Kung Fu Panda, la recensione in anteprima

Scritto il 27 agosto 2008 @ 16:02 da Gabriele Niola in

La Dreamworks entra nel mondo dei grandi e finalmente confeziona un film che prima di tutto è una storia ben raccontata e poi è veramente divertente

Kung Fu Panda Poster Italia 02Regia: Mark Osborne, John Stevenson
Durata: 95 minuti
Anno: 2008

La trama di Kung Fu Panda la si può prevedere già dalla locandina: storia tutta americana del successo di un simpatico ma panzuto eroe in una disciplina, le arti marziali, che dovrebbe essergli preclusa a causa della sua inadeguatezza fisica. Storia del riscatto di una vita di sogni e desideri maturati che non mancherà di insegnare che non è l’abito a fare il monaco.

Si tratta dell’impianto classico del lungometraggio d’animazione all’americana e in un certo senso anche l’impianto classico di molta parte del cinema hollywoodiano, ma mai come nel caso di Kung Fu Panda l’originalità della trama conta poco, perchè è ben raccontato e prima di tutto è molto divertente e in maniera spesso anche intelligente. C’è umorismo verbale, gag slapstick, qualche ammiccamento e per fortuna nessun autocompiacimento citazionista.

Ma più che altro finalmente la Dreamworks si libera dell’esigenza di “parodiare” e si decide a “fare”. Kung Fu Panda non è una parodia dei film di arti marziali ma un vero film di arti marziali comico, e c’è una bella differenza. Anzitutto perchè fare una parodia fatta bene è molto difficile e poi perchè fare un film di arti marziali moderno e comico è nettamente più interessante.

Non ci sono quindi citazioni da Bruce Lee, non ci sono modernismi anacronistici nè tantomeno triti luoghi comuni sul kung fu ma solamente lo svolgimento tipico dei film di arti marziali (tutto stretto nella tensione tra allenamento e le varie sfide).

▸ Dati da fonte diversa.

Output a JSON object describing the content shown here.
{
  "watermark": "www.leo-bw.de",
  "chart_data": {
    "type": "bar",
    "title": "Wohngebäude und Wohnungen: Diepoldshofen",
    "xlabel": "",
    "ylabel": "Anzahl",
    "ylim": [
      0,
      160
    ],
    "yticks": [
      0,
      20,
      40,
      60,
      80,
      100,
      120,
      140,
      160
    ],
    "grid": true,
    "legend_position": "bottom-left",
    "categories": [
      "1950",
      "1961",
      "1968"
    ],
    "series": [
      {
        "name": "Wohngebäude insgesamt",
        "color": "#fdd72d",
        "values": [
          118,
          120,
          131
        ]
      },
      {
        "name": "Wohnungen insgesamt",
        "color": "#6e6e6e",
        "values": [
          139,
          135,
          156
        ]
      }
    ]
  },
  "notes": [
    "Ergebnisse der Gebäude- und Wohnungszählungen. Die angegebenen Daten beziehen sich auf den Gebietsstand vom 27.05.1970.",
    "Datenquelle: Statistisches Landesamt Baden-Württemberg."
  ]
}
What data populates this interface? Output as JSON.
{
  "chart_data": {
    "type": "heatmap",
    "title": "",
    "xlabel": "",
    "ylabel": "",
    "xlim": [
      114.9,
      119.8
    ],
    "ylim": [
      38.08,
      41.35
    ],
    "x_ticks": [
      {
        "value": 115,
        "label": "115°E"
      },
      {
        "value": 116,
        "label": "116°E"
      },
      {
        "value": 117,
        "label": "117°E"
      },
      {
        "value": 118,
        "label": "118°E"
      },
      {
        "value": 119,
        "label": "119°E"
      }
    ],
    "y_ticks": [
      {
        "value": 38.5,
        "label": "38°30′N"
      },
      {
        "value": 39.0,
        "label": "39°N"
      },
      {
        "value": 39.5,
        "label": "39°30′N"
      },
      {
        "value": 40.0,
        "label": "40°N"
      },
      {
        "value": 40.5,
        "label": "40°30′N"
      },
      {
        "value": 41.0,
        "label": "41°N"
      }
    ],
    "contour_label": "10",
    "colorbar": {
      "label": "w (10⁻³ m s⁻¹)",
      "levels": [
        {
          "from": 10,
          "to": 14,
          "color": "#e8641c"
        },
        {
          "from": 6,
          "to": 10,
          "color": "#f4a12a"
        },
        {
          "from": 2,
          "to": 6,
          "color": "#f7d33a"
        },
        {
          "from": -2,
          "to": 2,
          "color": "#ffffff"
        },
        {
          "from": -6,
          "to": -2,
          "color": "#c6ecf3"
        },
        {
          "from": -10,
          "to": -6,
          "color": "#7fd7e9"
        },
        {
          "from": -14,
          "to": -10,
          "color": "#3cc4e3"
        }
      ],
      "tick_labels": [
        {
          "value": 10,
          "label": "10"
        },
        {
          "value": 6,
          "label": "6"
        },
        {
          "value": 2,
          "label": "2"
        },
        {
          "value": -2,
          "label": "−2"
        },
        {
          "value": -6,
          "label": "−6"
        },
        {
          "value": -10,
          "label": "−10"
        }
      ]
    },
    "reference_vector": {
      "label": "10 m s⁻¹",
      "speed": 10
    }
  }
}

In più c’è attenzione alle scene, alle coreografie dei combattimenti, ai colori, agli sfondi, alle geometrie (basti pensare a tutta la fuga dalla prigione di Tai Lung orchestrata su direttrici verticali e sui colori rosso e blu) grazie anche all’innesto di molte professionalità asiatiche. Non è un caso che per la prima volta in un film Dreamworks una gran parte del film sia “bella da vedere”. Il piacere dell’occhio era sempre stato trascurato dallo studio d’animazione e finalmente ha la sua parte.

Ma ancora di più Kung Fu Panda conquista per la sua onesta semplicità, non vuole essere un capolavoro eppure porta sullo schermo qualcosa di veramente curato, da ogni punto di vista, una storia molto ben raccontata che, in linea con l’animazione moderna, ammicca al pubblico adulto (si veda tutta la non risoluta storia relativa al fatto che un panda è figlio di un’anatra).